At first read, the so called No Rate Regulation of Broadband Internet Access Act lays the groundwork to limit the FCC’s authority over broadband Internet rates, but opponents say the proposed rule would put the rights of consumers at risk.
According to Craig Spiezle, president and founder of the Online Trust Alliance, the legislation would have the potential to create what he calls a “privacy divide” in the larger telecommunications space.
If companies were to offer two sets of rates — one in which lower cost was tied to limited data privacy and another in which higher rate payers were protected — Spiezle said those with less ability to pay could be forced into accepting less in the way of online privacy protection.

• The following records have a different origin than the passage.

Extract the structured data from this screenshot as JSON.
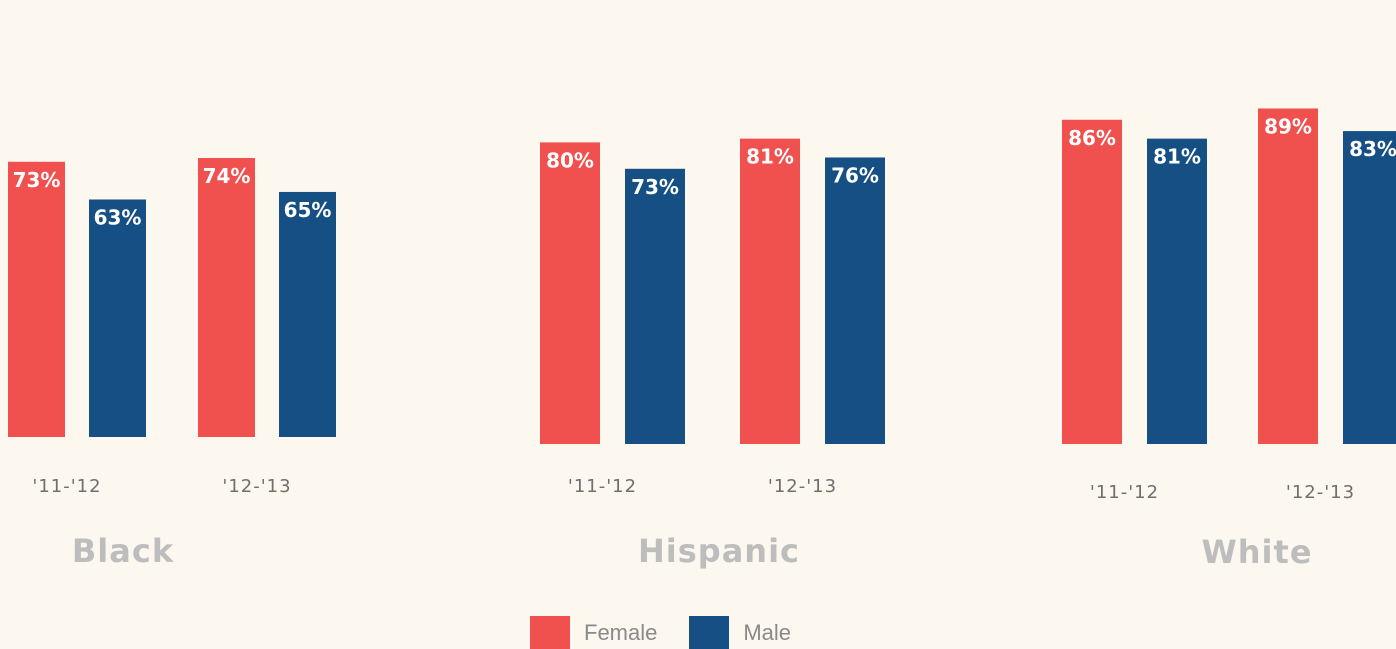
{
  "colors": {
    "female": "#f0514e",
    "male": "#154f83",
    "background": "#fcf7ef"
  },
  "legend": [
    {
      "label": "Female",
      "color": "#f0514e"
    },
    {
      "label": "Male",
      "color": "#154f83"
    }
  ],
  "chart_data": {
    "type": "bar",
    "categories": [
      "'11-'12",
      "'12-'13"
    ],
    "series": [
      {
        "name": "Female"
      },
      {
        "name": "Male"
      }
    ],
    "ylim": [
      0,
      100
    ],
    "grid": false,
    "legend_placement": "bottom-center",
    "groups": [
      {
        "title": "Black",
        "values": [
          {
            "category": "'11-'12",
            "Female": 73,
            "Male": 63
          },
          {
            "category": "'12-'13",
            "Female": 74,
            "Male": 65
          }
        ],
        "labels": [
          [
            "73%",
            "63%"
          ],
          [
            "74%",
            "65%"
          ]
        ]
      },
      {
        "title": "Hispanic",
        "values": [
          {
            "category": "'11-'12",
            "Female": 80,
            "Male": 73
          },
          {
            "category": "'12-'13",
            "Female": 81,
            "Male": 76
          }
        ],
        "labels": [
          [
            "80%",
            "73%"
          ],
          [
            "81%",
            "76%"
          ]
        ]
      },
      {
        "title": "White",
        "values": [
          {
            "category": "'11-'12",
            "Female": 86,
            "Male": 81
          },
          {
            "category": "'12-'13",
            "Female": 89,
            "Male": 83
          }
        ],
        "labels": [
          [
            "86%",
            "81%"
          ],
          [
            "89%",
            "83%"
          ]
        ]
      }
    ]
  }
}
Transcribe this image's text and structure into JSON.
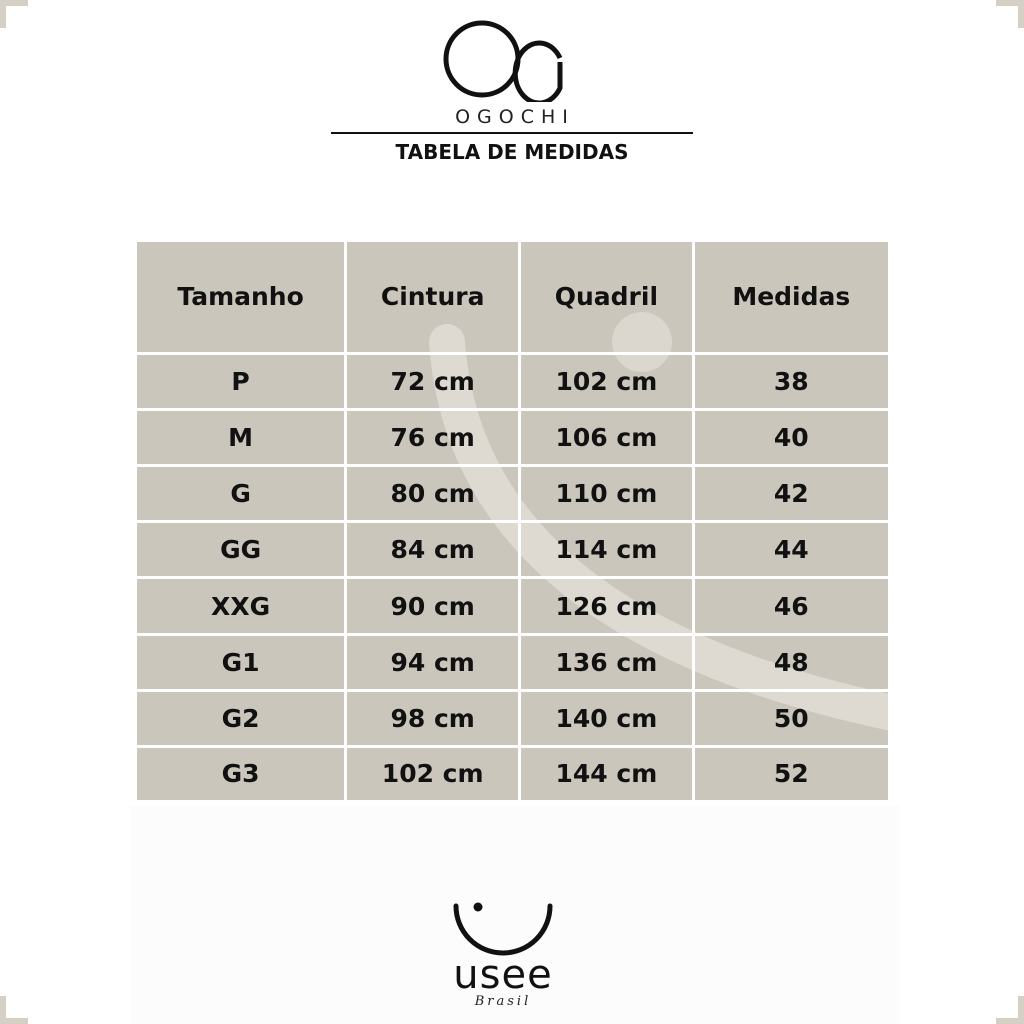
{
  "brand": {
    "logo_mark": "Og",
    "name": "OGOCHI"
  },
  "title": "TABELA DE MEDIDAS",
  "table": {
    "headers": [
      "Tamanho",
      "Cintura",
      "Quadril",
      "Medidas"
    ],
    "rows": [
      [
        "P",
        "72 cm",
        "102 cm",
        "38"
      ],
      [
        "M",
        "76 cm",
        "106 cm",
        "40"
      ],
      [
        "G",
        "80 cm",
        "110 cm",
        "42"
      ],
      [
        "GG",
        "84 cm",
        "114 cm",
        "44"
      ],
      [
        "XXG",
        "90 cm",
        "126 cm",
        "46"
      ],
      [
        "G1",
        "94 cm",
        "136 cm",
        "48"
      ],
      [
        "G2",
        "98 cm",
        "140 cm",
        "50"
      ],
      [
        "G3",
        "102 cm",
        "144 cm",
        "52"
      ]
    ]
  },
  "footer_logo": {
    "name": "usee",
    "subtitle": "Brasil"
  },
  "colors": {
    "table_bg": "#cbc6bc",
    "corner": "#d6cfc6",
    "text": "#111111"
  }
}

For Spiezle, the right to information afforded by a reliable and affordable Internet connection has become not unlike the other utilities we rely on for daily life. He likens access to the Internet to the ability to turn on a faucet for clean water.
A coalition of at least 30 other organizations feel the same as Spiezle, not to mention the advisors to President Barrack Obama, who believe the president should veto the bill if it reaches his desk for a signature.
In a letter to Speaker of the House Paul Ryan and Democratic Leader Nancy Pelosi, the group of consumer rights advocates and interest groups said the vaguely worded proposal could put consumer data at risk in exchange for an affordable connection.
“There is a difference between ensuring that consumers’ right to control their personal information is not contingent on income level, and rate regulation — setting the prices broadband providers may charge for service. The broad language in H.R. 2666 fails to recognize that difference, putting consumer privacy at risk,” the collective wrote on April 13.
The Electronic Frontiers Foundation (EFF), who was also a signatory on the letter to House leaders, said in a statement on its website that the legislation would "undermine the authority of the FCC's ability to enforce key net neutrality protections."
“The problem is that the bill is worded in such a way that it could be used to keep the FCC from enforcing many important protections of users’ rights. At best, H.R. 2666 is a poorly written bill that brings a host of unintended consequences. At worst, it’s a calculated attempt to undermine the net neutrality principles we’ve all been fighting for,” EFF wrote.
The vote comes roughly a month after FCC Chairman Tom Wheeler proposed a rulemaking notice regarding consumer privacy, transparency and choice.